Acne keloidalis, or acne keloidalis nuchae (AKN), refers to the keloid-like lesions occurring on the occiput or nape, primarily in young African-American men, with only a few women having the condition. Development occurs in a window between puberty and 50 years of age.
The term acne keloidalis is a misnomer:
– Keloidal collagen is usually not present in this disease.
– AKN is not a variant of acne vulgaris.
The cause of AKN is unknown. Tight collared shirts, football helmets, hygienic practices, and habitual picking have all been proposed, but there is no evidence to prove these theories. The pathogenesis also remains speculative:
– Benign chronic folliculitis.
– Autoimmune process:
1. Intrafollicular antigens (Demodex sp, normal fungal and bacterial skin flora, cosmetics, sebum, and/or desquamated keratinocytes) create an inciting inflammatory response.
2. A chronic inflammatory response to hair shaft fragments and degenerating epithelium follows.
AKN presents as enlarging papules and nodules, often coalescing to form one or more large protuberant plaques on the vertex of the scalp and on the nape, along with associated scarring alopecia. The plaques can be firm or soft, and eventually they become disfiguring. The lesions are usually pruritic or intermittently tender.

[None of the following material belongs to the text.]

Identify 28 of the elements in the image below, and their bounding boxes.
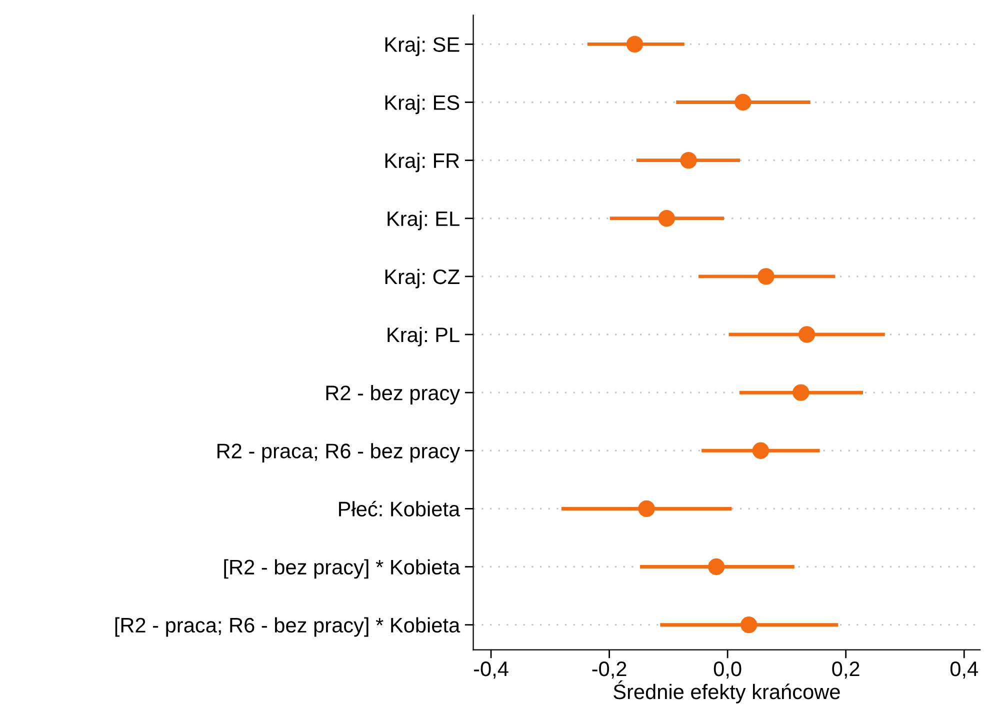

A biopsy of the lesions generally shows a mixed inflammatory infiltrate, composed of neutrophiles, lymphocytes, plasma cells, histiocytes, and multinucleated giant cells. In the late stage of AKN, a granulomatous inflammation typically occurs with eventual fibrosis. There are generally disrupted hair follicles and scattered hair shafts, surrounded by inflammation or fibrosis. Classic keloid fibers are generally absent. Sebaceous glands are often diminished. PAS stain should be negative for fungal elements.
Treatment options include twice daily application of corticosteroids gel or foam for non-inflamed papules and plaques. For inflamed lesions, topical or systemic antimicrobials may clear the accompanying folliculitis. Sometimes, surgical excision is indicated, while CO2 laser excision and cryosurgeries have been successful in some patients. A fungal infection may be a rare cause for the clinical appearance of AKN; thus, it should be excluded.